El Paso Electric rate case resolved, residential solar-specific charges dropped

Written By: Stratton Report
August 18, 2016

El paso electric

On August 18, El Paso Electric announced that the PUC of Texas had approved a final order in the utility’s rate case.

The PUCT order provides for an annual non-fuel base rate increase of $37 million, a lower annual depreciation expense of approximately $8.5 million, a return on equity of 9.7%, an additional annual non-fuel base rate increase of $3.7 million related to Four Corners Generating Station costs, which will be collected through a surcharge terminating on July 12, 2017, the elimination of the separate treatment for residential customers with solar systems, and recovery of $3.1 million in rate case expenses through a separate surcharge.

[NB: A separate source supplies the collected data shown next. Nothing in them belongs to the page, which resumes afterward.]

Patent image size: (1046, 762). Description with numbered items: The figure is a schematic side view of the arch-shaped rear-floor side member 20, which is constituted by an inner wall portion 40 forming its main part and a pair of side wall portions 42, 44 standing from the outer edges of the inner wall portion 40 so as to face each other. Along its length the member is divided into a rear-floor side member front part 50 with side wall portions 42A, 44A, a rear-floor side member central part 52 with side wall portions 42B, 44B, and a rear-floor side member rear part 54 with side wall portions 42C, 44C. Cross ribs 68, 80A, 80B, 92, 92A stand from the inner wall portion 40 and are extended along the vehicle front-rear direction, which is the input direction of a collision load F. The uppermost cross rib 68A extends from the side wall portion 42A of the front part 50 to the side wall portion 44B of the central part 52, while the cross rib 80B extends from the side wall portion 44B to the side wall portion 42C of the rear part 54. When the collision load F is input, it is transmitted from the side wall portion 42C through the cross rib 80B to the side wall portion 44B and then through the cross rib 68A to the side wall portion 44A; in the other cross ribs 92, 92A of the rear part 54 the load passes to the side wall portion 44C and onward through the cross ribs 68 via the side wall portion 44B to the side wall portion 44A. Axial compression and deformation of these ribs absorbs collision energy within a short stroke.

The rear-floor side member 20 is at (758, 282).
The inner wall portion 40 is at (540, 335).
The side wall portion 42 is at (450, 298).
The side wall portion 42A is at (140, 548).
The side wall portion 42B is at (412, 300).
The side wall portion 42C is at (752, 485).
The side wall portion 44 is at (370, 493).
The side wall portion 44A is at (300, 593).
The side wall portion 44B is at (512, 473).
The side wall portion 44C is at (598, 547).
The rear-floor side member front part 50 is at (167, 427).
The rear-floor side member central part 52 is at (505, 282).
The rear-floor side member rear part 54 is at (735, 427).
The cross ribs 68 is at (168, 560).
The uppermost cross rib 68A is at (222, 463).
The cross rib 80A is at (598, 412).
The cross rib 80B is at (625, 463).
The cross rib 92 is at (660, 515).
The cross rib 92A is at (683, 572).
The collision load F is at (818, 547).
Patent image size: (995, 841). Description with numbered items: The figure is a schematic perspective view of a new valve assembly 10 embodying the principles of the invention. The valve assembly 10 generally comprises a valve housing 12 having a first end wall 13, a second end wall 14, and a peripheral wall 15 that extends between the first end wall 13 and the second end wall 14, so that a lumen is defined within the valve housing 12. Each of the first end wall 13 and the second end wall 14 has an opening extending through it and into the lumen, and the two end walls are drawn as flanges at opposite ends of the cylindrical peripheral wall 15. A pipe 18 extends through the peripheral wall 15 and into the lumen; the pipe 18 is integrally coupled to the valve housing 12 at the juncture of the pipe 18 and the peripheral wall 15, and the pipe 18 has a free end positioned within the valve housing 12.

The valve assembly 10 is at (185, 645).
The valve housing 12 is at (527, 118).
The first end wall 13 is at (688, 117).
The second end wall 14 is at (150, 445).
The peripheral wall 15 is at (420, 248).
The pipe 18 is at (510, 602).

According to the Alliance for Solar Choice, the elimination of the solar-specific demand charge for residential customers with solar systems in the EPE rate case was part of a growing trend across the country. The association claimed that in the past two years and across ten states, all proposals by investor-owned utilities to implement mandatory demand charges on residential or solar customers have failed. Per the Alliance, a recent example was when local and national solar groups and ratepayer advocates worked with AEP utility subsidiaries in Tennessee and Oklahoma to dismiss or withdraw proposed demand charges. And earlier in August, over twenty stakeholders in Colorado collaborated to file a settlement that removes a confusing grid usage charge, which would have been a precursor to demand charges, in Xcel’s general rate case. Instead, parties agreed to test consumer-friendly time-of-use rates for homeowners.

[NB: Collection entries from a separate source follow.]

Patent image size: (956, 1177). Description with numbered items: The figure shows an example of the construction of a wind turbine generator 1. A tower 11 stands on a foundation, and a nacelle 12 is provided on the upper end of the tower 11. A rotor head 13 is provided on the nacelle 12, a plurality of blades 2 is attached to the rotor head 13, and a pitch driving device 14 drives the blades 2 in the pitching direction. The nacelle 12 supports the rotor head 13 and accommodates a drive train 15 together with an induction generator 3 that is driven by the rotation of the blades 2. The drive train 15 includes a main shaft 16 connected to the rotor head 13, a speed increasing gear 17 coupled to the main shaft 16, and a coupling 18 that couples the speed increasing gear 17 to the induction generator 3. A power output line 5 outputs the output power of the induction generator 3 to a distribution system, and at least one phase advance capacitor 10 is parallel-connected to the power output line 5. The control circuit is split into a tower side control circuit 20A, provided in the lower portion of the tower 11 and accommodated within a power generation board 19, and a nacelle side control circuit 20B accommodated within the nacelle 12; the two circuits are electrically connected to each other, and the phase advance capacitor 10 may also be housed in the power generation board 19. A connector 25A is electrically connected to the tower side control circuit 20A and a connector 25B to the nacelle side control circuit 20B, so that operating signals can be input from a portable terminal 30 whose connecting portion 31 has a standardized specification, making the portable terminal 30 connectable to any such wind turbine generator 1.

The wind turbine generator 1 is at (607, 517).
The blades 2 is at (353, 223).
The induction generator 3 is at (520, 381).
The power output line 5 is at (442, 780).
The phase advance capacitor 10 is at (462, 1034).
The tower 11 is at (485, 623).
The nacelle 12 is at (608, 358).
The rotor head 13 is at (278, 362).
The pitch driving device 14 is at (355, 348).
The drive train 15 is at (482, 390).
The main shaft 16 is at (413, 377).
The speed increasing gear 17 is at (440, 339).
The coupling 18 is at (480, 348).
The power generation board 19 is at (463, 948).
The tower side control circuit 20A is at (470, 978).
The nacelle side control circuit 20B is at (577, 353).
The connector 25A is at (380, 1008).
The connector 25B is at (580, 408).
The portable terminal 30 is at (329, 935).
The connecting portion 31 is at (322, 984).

Amy Heart, Director of Public Policy for Sunrun and spokesperson for The Alliance for Solar Choice remarked:

“Across the country, some of the country’s largest utilities and other stakeholders are coming together and agreeing that residential demand charges are not the way forward. Consumers want choices and smart rate structures that enable more investment in rooftop solar, and state leaders are largely united in their resolve to reject punitive demand charges and protect a clean energy future.”

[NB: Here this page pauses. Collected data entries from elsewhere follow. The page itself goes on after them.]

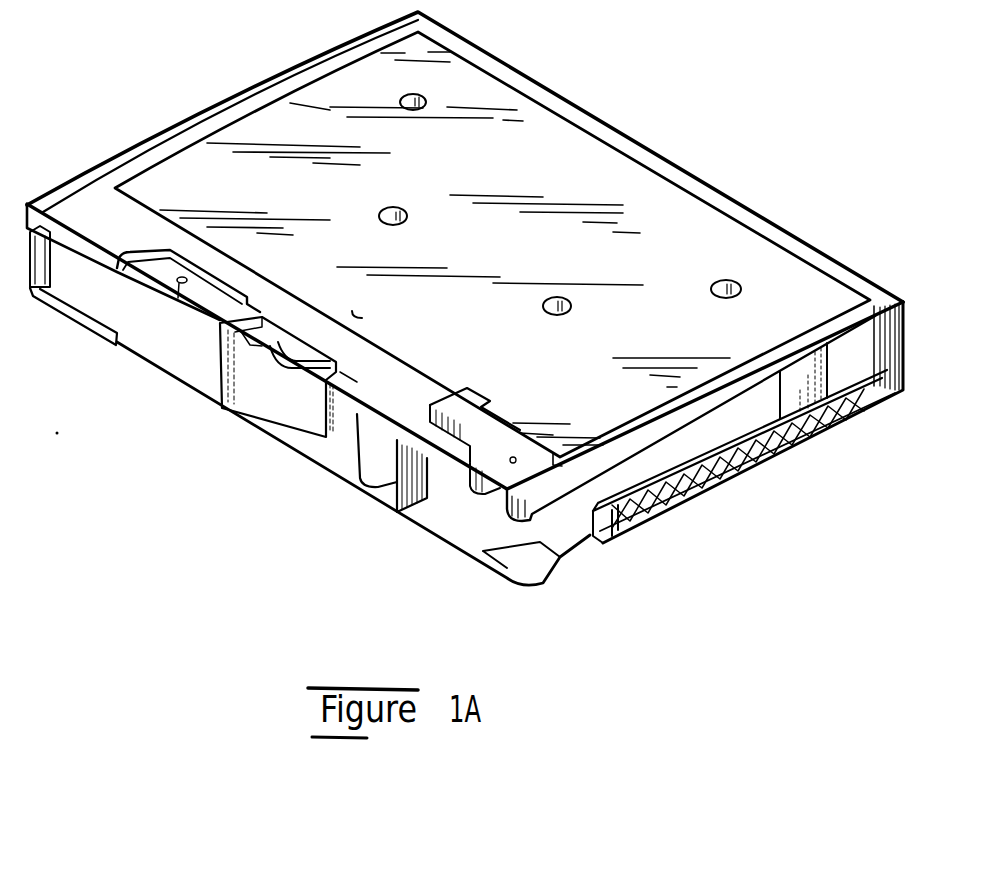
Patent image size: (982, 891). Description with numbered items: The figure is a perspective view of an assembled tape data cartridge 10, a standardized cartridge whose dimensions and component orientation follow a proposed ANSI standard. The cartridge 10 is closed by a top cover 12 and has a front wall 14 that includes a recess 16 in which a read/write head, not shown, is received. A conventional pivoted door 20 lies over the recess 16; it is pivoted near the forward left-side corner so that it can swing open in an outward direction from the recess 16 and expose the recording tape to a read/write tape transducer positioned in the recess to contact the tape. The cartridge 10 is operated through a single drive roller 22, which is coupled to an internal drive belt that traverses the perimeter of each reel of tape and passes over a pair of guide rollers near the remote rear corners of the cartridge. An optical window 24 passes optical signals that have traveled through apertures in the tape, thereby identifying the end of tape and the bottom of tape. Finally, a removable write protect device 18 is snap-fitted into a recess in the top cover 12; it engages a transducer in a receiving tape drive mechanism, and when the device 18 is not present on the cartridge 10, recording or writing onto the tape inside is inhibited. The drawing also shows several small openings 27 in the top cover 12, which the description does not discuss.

The tape data cartridge 10 is at (678, 94).
The top cover 12 is at (592, 391).
The front wall 14 is at (314, 422).
The recess 16 is at (178, 298).
The write protect device 18 is at (483, 503).
The pivoted door 20 is at (97, 303).
The drive roller 22 is at (268, 357).
The optical window 24 is at (407, 487).
The holes 27 is at (422, 110).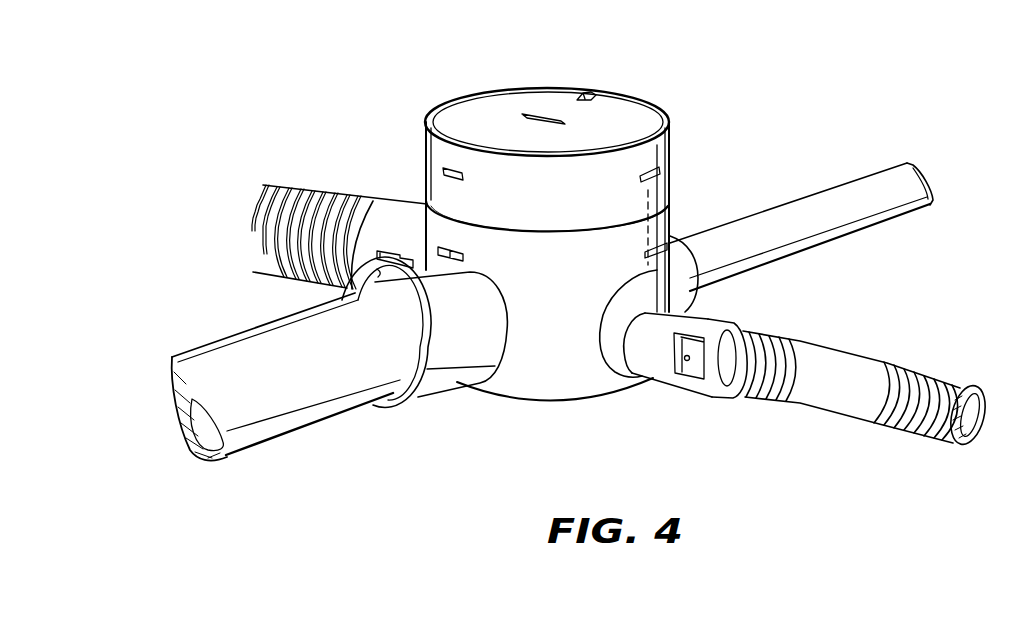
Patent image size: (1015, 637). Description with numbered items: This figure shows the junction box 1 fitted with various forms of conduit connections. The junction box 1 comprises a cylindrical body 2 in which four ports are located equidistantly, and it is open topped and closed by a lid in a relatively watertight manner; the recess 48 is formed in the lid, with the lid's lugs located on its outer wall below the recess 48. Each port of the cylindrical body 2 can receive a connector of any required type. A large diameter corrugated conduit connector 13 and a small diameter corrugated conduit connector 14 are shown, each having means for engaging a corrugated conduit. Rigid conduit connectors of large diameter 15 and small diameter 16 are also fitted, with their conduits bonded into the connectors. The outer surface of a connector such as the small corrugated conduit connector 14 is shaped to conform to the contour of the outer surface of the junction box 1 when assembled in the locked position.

The junction box 1 is at (733, 104).
The cylindrical body 2 is at (560, 374).
The large diameter corrugated conduit connector 13 is at (393, 228).
The small diameter corrugated conduit connector 14 is at (703, 316).
The large diameter rigid conduit connector 15 is at (440, 374).
The small diameter rigid conduit connector 16 is at (677, 265).
The recess 48 is at (589, 97).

Mary Kipp, El Paso Electric CEO commented: “While we are pleased that we have come to a resolution in our rate case, we understand the current economic impacts affecting our growing community. As a member of this community for 115 years, we have been dedicated to the long-term success and well-being of our region. As we continue to see solid customer growth, we remain committed to making prudent investments to meet increasing demand. By using cost-effective technologies and making environmentally conscious decisions, we are making our power grid more dependable, safer and cleaner for future generations.”

As EPE’s two new generating units at the Montana Power Station come online in 2016, EPE anticipates filing new rate cases in Texas and New Mexico in early 2017.